The #[rite] Macro
#[rite] should be your default choice for SIMD functions. It adds #[target_feature] + #[inline] directly—no wrapper overhead.
Use #[arcane] only at entry points where the token comes from the outside world.
The Rule
| Caller | Use |
|---|---|
Called from #[arcane] or #[rite] with same/compatible token | #[rite] |
Called from non-SIMD code (tests, public API, after summon()) | #[arcane] |
Default to #[rite]}. Only use #[arcane] when you need the safe wrapper.
#![allow(unused)] fn main() { use archmage::prelude::*; // ENTRY POINT: receives token from caller #[arcane] pub fn dot_product(token: Desktop64, a: &[f32; 8], b: &[f32; 8]) -> f32 { let products = mul_vectors(token, a, b); // Calls #[rite] helper horizontal_sum(token, products) } // INNER HELPER: only called from #[arcane] context #[rite] fn mul_vectors(_token: Desktop64, a: &[f32; 8], b: &[f32; 8]) -> __m256 { // safe_unaligned_simd takes references - no unsafe needed! let va = _mm256_loadu_ps(a); let vb = _mm256_loadu_ps(b); _mm256_mul_ps(va, vb) } // INNER HELPER: only called from #[arcane] context #[rite] fn horizontal_sum(_token: Desktop64, v: __m256) -> f32 { let sum = _mm256_hadd_ps(v, v); let sum = _mm256_hadd_ps(sum, sum); let low = _mm256_castps256_ps128(sum); let high = _mm256_extractf128_ps::<1>(sum); _mm_cvtss_f32(_mm_add_ss(low, high)) } }
What It Generates
#![allow(unused)] fn main() { // Your code: #[rite] fn helper(_token: Desktop64, v: __m256) -> __m256 { _mm256_add_ps(v, v) } // Generated (NO wrapper function): #[target_feature(enable = "avx2,fma,bmi1,bmi2")] #[inline] fn helper(_token: Desktop64, v: __m256) -> __m256 { _mm256_add_ps(v, v) } }
Compare to #[arcane] which creates:
#![allow(unused)] fn main() { fn helper(_token: Desktop64, v: __m256) -> __m256 { #[target_feature(enable = "avx2,fma,bmi1,bmi2")] #[inline] unsafe fn __inner(_token: Desktop64, v: __m256) -> __m256 { _mm256_add_ps(v, v) } unsafe { __inner(_token, v) } } }
Why This Works (Rust 1.85+)
Since Rust 1.85, calling a #[target_feature] function from another function with matching or superset features is safe—no unsafe block needed:
#![allow(unused)] fn main() { #[target_feature(enable = "avx2,fma")] fn outer(data: &[f32; 8]) -> f32 { inner_add(data) + inner_mul(data) // Safe! No unsafe needed! } #[target_feature(enable = "avx2")] #[inline] fn inner_add(data: &[f32; 8]) -> f32 { /* ... */ } #[target_feature(enable = "avx2")] #[inline] fn inner_mul(data: &[f32; 8]) -> f32 { /* ... */ } }
The caller's features (avx2,fma) are a superset of the callee's (avx2), so the compiler knows the call is safe.

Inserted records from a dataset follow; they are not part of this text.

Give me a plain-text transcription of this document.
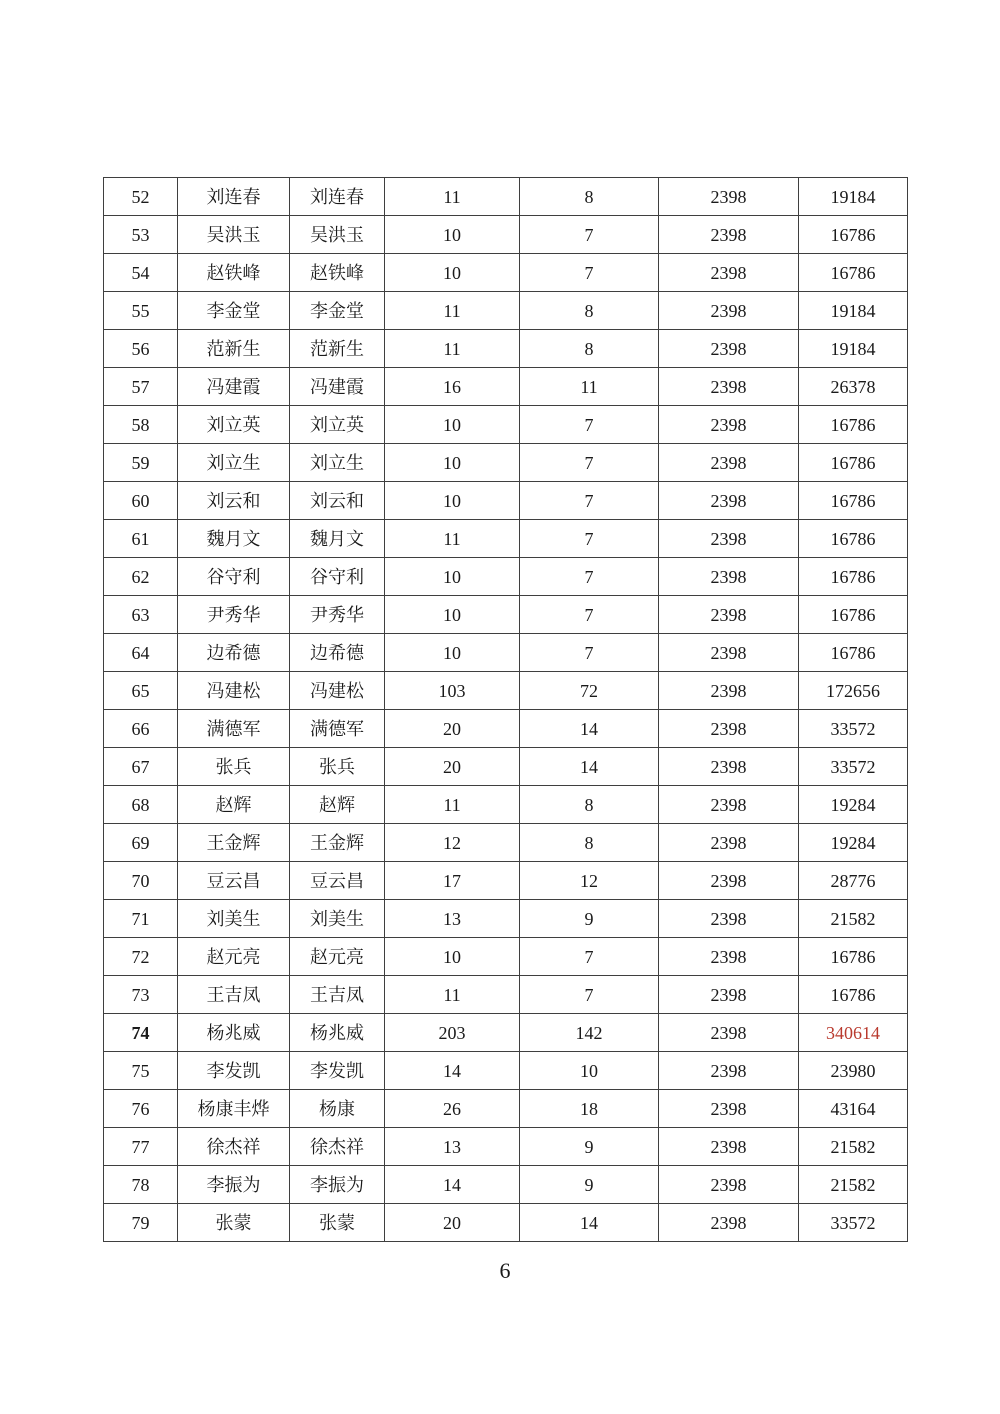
52	刘连春	刘连春	11	8	2398	19184
53	吴洪玉	吴洪玉	10	7	2398	16786
54	赵铁峰	赵铁峰	10	7	2398	16786
55	李金堂	李金堂	11	8	2398	19184
56	范新生	范新生	11	8	2398	19184
57	冯建霞	冯建霞	16	11	2398	26378
58	刘立英	刘立英	10	7	2398	16786
59	刘立生	刘立生	10	7	2398	16786
60	刘云和	刘云和	10	7	2398	16786
61	魏月文	魏月文	11	7	2398	16786
62	谷守利	谷守利	10	7	2398	16786
63	尹秀华	尹秀华	10	7	2398	16786
64	边希德	边希德	10	7	2398	16786
65	冯建松	冯建松	103	72	2398	172656
66	满德军	满德军	20	14	2398	33572
67	张兵	张兵	20	14	2398	33572
68	赵辉	赵辉	11	8	2398	19284
69	王金辉	王金辉	12	8	2398	19284
70	豆云昌	豆云昌	17	12	2398	28776
71	刘美生	刘美生	13	9	2398	21582
72	赵元亮	赵元亮	10	7	2398	16786
73	王吉凤	王吉凤	11	7	2398	16786
74	杨兆威	杨兆威	203	142	2398	340614
75	李发凯	李发凯	14	10	2398	23980
76	杨康丰烨	杨康	26	18	2398	43164
77	徐杰祥	徐杰祥	13	9	2398	21582
78	李振为	李振为	14	9	2398	21582
79	张蒙	张蒙	20	14	2398	33572
6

Direct Calls Require Unsafe
If you call a #[rite] function from outside a #[target_feature] context, you need unsafe:
#![allow(unused)] fn main() { #[test] fn test_helper() { if let Some(token) = Desktop64::summon() { // Direct call from test (no target_feature) requires unsafe let result = unsafe { helper(token, data) }; assert_eq!(result, expected); } } }
This is correct—the test function doesn't have #[target_feature], so the compiler can't verify safety at compile time. The unsafe block says "I checked at runtime via summon()."
Benefits
- Zero wrapper overhead: No extra function call indirection
- Better inlining: LLVM sees the actual function, not a wrapper
- Cleaner stack traces: No
__innerfunctions in backtraces - Syntactic sugar: No need to manually maintain feature strings
Choosing Between #[arcane] and #[rite]
Default to #[rite] — only use #[arcane] when necessary.
| Situation | Use | Why |
|---|---|---|
| Internal helper | #[rite] | Zero overhead, inlines fully |
| Composable building blocks | #[rite] | Same target features = one optimization region |
| Most SIMD functions | #[rite] | This should be your default |
| Entry point (receives token from outside) | #[arcane] | Needs safe wrapper |
| Public API | #[arcane] | Callers aren't in target_feature context |
| Called from tests | #[arcane] | Tests aren't in target_feature context |
Composing Helpers
#[rite] helpers compose naturally:
#![allow(unused)] fn main() { #[rite] fn complex_op(token: Desktop64, a: &[f32; 8], b: &[f32; 8], c: &[f32; 8]) -> f32 { let ab = mul_vectors(token, a, b); // Calls another #[rite] let vc = load_vector(token, c); // Calls another #[rite] let sum = add_vectors_raw(token, ab, vc); // Calls another #[rite] horizontal_sum(token, sum) // Calls another #[rite] } }
All helpers inline into the caller with zero overhead.
Inlining Behavior
#[rite] uses #[inline] which is sufficient for full inlining when called from matching #[target_feature] context. Benchmarks show #[rite] with #[inline] performs identically to manually inlined code.
Note: #[inline(always)] combined with #[target_feature] is not allowed on stable Rust, so we can't use it anyway. The good news is we don't need it—#[inline] works perfectly.
Benchmark results (1000 iterations, 8-float vector add):
arcane_in_loop: 2.32 µs (4.1x slower - wrapper overhead)
rite_in_arcane: 572 ns (baseline - full inlining)
manual_inline: 570 ns (baseline)